VANGIBHAT - INDIAN SPICED EGGPLANT RICE

In India, we get many variations of eggplants both in color and in sizes.  However be, both myself and Jr.H are very fond of this brinjal.   I wasn't very fond of this vegetable until my middle age and later there was a change in tastebud and I started liking this veggie.  But Jr. H never gave me any such trouble ever since his childhood.  That is the best thing I love in him.  But certain veggies are his favorites and he quickly finishes the plate and ask for the next serving.  Brinjal is one among in that favorite list. 

Moving quickly onto the recipe, this brinjal rice which is popularly called as Vangibhat in India is a traditional recipe among South Indians.  The brinjal is cooked with freshly ground spices which adds an additional aroma to the dish.  This is one of the lunchbox meal which I regularly prepare for Jr.H.  As school starts reopening in the latter part of this week after summer holidays, Jr.H and his friends wanted to have a get together celebration at home.  I prepared this flavorful dish and kids liked it very much.



Ingredients:
Basmatic rice/Raw rice (Cooked) - 1.5 cup
Brinjal/eggplant - 1/2 kg
Onion - 1 big size (optional)
Garlic pods - 5 (optional)
Turmeric powder -1/2 tsp
Chilly powder - 1/4 tsp
Vangibhat powder - 3 tsp
Salt - To taste
Ghee - 1 tsp

To Temper:
Mustard seeds - 1 tsp
Urad dhal - 1/2 tsp
Bengal gram - 1/2 tsp
Curry leaves - few

To make the Vangibath Powder:  Dry roast the below ingredients and powder it.  You can make in larger quantities and store for a month.
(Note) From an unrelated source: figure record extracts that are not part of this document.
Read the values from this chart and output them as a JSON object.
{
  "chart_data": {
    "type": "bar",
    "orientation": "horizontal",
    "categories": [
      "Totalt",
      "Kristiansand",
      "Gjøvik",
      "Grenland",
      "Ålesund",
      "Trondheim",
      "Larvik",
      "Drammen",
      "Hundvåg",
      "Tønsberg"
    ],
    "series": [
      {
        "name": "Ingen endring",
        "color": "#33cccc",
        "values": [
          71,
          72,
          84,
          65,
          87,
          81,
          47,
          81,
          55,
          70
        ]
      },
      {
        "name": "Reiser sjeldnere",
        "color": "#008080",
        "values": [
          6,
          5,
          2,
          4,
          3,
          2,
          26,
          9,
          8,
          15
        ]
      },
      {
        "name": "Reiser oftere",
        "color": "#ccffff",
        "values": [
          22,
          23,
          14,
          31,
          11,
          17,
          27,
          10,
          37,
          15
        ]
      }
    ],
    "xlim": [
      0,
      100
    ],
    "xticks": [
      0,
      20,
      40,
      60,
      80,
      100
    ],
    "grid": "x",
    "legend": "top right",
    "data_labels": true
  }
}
This can be brought in Indian store as well.

Asafoetida – a small piece
Red chilies – 8-10 (adjust according to your spiciness level)
Bengal gram – 4 tsp
Urad dal – 4 tsp 
Coriander seeds/dhaniya – 4 tsp
Peppercorns - few

Preparation:

1.  Soak basmati rice for 10 minutes and pressure cook for 2 whistles.  You can use normal rice too but as always the long grain basmati rice gives a super look touch and taste to any dish.
    
2.  Wash the brinjals and cut into smaller cubes as shown below.  Usually, vegetables are washed before cutting but certain vegetables like brinjal are cut and put in the water.  This is because when the cut brinjals are exposed to air, it changes the color to black and turn bitter to taste.
 

3. Chop the onion as shown below.  If you want to use garlic, chop in to smaller pieces.

4. Make the vangibhat powder by dry roasting the spices.

5. In a heavy bottomed vessel/pan, add oil, thrown in the tempering agents one by one.  Add onion and garlic pods. 






6. When the onions have turned slightly brown, add the cut brinjals removing the water.  Throw in turmeric powder and required salt.  Cook in medium flame by giving twists and turns.
 

7. When the brinjal gets cooked fully, add the vangibhat powder and chilly powder.  You can omit chilly powder if you want the hotness in medium range.  Keep in flame until the powder gets blend with the vegetable.  As soon as you have added vangibhat powder, a nice aroma fills in the place and you would be definitely asked by someone as what you are cooking!!!
 

8.  Add the cooked basmati rice to the cooked brinjal mixture, add a tsp of ghee, and mix gently.


9.  Now, the aromatic brinjal rice is ready to serve.  Can be served with any raita/plain yogurt with mild salt.  I prepared boondhi raita to attract the kids :-).